Auckland couple Louise Peel and Wesley Haggas are expecting a baby daughter in January 2026 after undergoing a round of IVF funded by Jaimee Lupton and Nick Mowbray.
“We are so incredibly excited and grateful to be pregnant, and to have made it this far,” Peel told the Herald on Sunday.
“It’s taken a long time for it to truly sink in, even now, I still have to pinch myself that it’s really happening. After so many years of heartbreak and loss, there were moments we thought it might never happen for us, and that was an absolutely devastating feeling.
“I can’t wait to finally become a mum and hold our little girl in my arms. She is already so loved.”
Peel says she and her husband would be forever grateful to Gingernut’s Angels.
“Without them, this may never have been possible and that thought breaks my heart. We feel so incredibly lucky, even in an unlucky situation.”

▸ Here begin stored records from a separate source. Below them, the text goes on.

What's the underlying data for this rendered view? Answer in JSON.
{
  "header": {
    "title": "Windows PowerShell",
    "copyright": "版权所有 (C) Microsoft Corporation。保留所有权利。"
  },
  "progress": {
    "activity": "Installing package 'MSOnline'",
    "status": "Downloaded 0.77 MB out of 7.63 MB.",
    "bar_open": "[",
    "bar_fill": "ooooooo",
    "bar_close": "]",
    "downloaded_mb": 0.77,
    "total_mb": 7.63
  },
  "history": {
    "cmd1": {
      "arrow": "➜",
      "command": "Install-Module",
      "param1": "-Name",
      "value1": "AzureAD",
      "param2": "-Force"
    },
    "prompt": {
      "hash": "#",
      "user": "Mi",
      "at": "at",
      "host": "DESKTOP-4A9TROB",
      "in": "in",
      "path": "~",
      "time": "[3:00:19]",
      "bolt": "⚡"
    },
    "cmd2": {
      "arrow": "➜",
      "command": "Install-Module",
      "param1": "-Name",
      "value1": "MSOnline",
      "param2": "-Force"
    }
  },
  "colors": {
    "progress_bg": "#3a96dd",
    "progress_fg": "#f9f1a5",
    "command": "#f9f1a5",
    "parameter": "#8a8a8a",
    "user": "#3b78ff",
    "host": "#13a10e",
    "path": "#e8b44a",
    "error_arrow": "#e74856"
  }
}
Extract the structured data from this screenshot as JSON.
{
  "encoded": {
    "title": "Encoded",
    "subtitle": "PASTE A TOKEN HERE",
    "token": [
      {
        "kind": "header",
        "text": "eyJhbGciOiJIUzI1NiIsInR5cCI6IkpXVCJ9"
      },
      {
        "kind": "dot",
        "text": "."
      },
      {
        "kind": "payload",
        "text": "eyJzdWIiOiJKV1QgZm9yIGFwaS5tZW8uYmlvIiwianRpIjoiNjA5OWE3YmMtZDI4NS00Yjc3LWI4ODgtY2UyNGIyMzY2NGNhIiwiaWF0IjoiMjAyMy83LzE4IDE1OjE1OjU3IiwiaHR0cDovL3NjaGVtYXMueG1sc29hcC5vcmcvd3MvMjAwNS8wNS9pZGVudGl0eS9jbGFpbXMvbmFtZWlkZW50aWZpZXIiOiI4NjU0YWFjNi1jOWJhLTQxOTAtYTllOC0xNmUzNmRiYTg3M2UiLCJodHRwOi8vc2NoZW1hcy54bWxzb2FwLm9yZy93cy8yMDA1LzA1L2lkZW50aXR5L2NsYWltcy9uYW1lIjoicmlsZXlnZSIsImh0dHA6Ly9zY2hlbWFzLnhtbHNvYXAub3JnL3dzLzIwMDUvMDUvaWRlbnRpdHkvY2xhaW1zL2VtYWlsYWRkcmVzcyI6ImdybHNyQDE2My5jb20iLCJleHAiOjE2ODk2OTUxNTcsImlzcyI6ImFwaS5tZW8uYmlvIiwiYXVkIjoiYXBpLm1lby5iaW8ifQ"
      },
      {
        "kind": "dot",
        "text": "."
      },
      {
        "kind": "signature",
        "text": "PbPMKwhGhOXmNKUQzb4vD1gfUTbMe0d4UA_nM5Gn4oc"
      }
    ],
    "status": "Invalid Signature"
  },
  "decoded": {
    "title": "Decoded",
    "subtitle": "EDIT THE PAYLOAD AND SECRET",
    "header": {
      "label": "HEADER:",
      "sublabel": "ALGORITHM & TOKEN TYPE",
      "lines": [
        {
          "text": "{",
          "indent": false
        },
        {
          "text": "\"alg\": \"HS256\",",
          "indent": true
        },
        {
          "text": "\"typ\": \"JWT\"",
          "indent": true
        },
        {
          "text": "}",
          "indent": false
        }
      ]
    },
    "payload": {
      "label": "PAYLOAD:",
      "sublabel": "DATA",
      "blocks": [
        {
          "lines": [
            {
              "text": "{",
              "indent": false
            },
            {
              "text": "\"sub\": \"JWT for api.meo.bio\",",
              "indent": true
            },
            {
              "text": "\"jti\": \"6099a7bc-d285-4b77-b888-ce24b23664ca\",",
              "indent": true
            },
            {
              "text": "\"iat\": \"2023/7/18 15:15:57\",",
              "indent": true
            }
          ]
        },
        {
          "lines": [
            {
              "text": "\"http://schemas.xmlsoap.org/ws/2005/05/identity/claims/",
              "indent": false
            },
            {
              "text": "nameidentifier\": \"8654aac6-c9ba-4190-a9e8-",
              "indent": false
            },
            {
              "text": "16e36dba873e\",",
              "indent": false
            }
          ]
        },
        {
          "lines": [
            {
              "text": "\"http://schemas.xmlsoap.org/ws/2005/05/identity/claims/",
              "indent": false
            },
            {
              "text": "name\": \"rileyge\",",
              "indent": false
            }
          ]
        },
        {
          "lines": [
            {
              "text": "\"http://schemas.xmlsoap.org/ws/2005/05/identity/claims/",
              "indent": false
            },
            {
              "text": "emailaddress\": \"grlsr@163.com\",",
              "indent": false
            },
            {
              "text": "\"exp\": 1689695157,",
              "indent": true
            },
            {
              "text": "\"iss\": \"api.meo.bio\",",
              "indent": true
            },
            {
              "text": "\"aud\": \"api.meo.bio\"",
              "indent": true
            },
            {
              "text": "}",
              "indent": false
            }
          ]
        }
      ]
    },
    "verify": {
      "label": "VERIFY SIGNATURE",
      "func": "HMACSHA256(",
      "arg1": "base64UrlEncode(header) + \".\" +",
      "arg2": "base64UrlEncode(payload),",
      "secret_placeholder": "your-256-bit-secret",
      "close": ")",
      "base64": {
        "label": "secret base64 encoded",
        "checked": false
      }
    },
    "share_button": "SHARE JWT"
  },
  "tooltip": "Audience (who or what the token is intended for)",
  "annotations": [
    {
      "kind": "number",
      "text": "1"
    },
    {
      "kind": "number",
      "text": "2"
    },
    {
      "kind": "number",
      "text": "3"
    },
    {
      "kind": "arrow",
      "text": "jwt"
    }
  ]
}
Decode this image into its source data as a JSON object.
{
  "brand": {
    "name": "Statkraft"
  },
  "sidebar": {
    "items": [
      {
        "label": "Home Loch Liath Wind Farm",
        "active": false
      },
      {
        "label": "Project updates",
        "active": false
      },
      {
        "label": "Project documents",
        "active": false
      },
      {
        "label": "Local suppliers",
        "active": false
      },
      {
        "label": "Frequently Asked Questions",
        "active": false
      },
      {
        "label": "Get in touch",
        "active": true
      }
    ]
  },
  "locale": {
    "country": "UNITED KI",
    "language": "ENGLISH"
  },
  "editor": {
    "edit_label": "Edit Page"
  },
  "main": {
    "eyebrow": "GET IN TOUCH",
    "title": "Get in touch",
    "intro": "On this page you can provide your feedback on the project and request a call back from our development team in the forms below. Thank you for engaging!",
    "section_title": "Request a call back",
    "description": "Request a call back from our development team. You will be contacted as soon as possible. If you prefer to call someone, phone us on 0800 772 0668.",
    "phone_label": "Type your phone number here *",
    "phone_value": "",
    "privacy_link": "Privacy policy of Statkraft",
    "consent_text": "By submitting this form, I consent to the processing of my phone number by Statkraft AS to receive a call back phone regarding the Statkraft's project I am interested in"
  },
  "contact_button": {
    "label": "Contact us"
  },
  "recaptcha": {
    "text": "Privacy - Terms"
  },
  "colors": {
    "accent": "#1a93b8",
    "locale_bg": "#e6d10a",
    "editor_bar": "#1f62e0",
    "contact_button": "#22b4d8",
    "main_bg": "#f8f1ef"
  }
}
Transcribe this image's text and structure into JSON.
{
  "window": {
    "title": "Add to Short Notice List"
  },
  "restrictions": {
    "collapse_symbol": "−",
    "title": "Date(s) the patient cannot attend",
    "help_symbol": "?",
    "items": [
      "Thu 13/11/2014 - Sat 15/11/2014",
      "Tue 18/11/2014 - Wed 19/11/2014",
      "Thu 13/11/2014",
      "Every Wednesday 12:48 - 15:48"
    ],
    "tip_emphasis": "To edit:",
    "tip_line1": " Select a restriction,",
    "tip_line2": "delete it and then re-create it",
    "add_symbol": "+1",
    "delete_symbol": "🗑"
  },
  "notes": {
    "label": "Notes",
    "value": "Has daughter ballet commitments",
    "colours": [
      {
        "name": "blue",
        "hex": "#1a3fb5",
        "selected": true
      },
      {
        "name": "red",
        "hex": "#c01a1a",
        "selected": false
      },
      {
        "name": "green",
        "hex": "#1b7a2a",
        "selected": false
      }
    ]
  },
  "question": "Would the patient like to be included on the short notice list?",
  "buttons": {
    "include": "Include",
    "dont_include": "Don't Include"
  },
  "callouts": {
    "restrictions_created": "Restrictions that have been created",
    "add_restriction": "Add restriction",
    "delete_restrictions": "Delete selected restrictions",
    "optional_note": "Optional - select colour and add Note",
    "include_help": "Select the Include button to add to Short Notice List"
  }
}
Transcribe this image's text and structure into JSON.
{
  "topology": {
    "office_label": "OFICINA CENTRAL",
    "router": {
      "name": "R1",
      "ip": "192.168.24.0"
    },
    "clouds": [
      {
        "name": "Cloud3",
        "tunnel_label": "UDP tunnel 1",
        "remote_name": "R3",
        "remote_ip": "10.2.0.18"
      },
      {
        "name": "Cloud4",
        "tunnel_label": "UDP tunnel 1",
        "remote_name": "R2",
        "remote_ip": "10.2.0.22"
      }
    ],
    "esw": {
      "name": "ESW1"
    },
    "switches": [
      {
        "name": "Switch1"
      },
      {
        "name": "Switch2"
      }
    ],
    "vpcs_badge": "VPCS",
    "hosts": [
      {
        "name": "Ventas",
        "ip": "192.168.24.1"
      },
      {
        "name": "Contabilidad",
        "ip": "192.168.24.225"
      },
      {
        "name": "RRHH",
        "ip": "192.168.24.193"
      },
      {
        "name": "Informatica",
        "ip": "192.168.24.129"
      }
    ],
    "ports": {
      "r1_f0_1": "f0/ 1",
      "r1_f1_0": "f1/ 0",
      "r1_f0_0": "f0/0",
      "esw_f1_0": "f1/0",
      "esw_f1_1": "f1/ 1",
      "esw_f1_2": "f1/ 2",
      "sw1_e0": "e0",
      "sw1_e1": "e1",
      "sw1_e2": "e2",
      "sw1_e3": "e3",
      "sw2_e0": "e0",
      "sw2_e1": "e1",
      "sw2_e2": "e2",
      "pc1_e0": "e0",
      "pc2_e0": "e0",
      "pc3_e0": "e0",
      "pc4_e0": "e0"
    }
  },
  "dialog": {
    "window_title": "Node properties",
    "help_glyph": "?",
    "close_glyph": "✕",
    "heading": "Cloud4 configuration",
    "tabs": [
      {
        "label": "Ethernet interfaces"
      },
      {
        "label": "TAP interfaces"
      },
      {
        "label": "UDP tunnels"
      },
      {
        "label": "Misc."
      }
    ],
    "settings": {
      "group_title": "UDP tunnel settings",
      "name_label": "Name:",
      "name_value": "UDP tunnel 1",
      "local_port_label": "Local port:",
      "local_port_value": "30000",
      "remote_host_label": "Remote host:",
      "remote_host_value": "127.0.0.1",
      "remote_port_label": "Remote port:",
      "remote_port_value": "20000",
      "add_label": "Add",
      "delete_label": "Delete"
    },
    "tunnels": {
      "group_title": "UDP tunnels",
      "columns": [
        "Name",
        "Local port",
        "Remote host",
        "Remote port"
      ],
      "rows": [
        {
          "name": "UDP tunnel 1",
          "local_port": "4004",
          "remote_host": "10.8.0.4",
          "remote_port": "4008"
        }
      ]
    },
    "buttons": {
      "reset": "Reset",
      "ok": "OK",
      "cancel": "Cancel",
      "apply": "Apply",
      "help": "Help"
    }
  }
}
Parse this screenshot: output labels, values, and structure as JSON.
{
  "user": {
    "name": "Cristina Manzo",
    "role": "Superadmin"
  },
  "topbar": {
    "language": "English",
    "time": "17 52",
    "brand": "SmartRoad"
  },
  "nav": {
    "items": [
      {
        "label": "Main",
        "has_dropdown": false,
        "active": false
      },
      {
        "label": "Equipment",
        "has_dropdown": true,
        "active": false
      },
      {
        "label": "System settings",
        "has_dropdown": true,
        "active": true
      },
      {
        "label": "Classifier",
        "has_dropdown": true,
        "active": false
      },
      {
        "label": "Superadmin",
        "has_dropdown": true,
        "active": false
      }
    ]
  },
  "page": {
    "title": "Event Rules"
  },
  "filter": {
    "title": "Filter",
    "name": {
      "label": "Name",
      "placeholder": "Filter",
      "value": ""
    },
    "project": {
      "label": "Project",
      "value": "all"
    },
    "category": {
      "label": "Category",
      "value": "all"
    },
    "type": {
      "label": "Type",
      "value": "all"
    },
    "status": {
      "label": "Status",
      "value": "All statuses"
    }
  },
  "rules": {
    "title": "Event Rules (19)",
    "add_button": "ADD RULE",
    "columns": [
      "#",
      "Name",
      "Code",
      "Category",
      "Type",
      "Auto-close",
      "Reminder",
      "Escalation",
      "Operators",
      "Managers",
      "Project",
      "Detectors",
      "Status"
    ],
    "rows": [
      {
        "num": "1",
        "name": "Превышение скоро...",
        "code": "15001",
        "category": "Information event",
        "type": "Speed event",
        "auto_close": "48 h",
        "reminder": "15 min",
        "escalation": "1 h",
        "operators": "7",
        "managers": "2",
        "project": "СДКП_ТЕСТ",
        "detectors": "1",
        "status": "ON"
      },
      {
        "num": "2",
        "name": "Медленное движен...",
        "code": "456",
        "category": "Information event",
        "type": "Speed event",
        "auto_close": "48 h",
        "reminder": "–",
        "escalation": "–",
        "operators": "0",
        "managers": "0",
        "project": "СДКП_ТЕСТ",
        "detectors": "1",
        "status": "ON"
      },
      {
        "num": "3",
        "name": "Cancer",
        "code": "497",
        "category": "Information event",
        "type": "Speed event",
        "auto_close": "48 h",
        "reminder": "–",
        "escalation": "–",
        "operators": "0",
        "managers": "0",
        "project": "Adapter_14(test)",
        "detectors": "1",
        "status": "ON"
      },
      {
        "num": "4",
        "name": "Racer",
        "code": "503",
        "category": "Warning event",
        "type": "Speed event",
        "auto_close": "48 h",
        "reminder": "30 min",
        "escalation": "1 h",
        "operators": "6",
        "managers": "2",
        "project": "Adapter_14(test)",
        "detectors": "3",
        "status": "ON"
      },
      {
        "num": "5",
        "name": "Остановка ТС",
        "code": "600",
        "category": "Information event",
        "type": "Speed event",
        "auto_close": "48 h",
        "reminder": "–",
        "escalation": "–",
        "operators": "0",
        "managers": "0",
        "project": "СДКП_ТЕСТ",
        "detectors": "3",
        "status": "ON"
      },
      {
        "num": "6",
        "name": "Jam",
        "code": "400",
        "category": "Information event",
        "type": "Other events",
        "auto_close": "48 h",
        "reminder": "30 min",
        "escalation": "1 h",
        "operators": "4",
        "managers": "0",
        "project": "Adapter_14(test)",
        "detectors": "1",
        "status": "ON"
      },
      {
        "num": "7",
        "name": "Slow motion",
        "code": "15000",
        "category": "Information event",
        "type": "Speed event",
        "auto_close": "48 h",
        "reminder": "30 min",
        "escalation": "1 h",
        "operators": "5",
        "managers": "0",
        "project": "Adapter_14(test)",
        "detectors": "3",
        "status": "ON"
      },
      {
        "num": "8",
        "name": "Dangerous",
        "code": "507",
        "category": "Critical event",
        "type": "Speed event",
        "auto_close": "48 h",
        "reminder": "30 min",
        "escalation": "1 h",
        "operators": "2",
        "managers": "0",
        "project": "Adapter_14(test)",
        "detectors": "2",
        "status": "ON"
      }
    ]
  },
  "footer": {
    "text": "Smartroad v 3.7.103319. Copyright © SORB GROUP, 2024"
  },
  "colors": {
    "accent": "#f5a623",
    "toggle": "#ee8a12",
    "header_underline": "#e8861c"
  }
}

It was Peel’s fertility struggles and the offer to fund an IVF round that led to Lupton and Mowbray to think they could do more to help those without the financial means to combat infertility.
Lupton says she and Mowbray are constantly asked to support various charities or donate to causes.
“It is very different truly creating something that you believe in and that, as a direct result of it, is human life. It’s the best.”
The next grant applications for Gingernut’s Angels funding open on June 1, 2026, and close on June 30.
Jane Phare is the New Zealand Herald’s deputy print editor.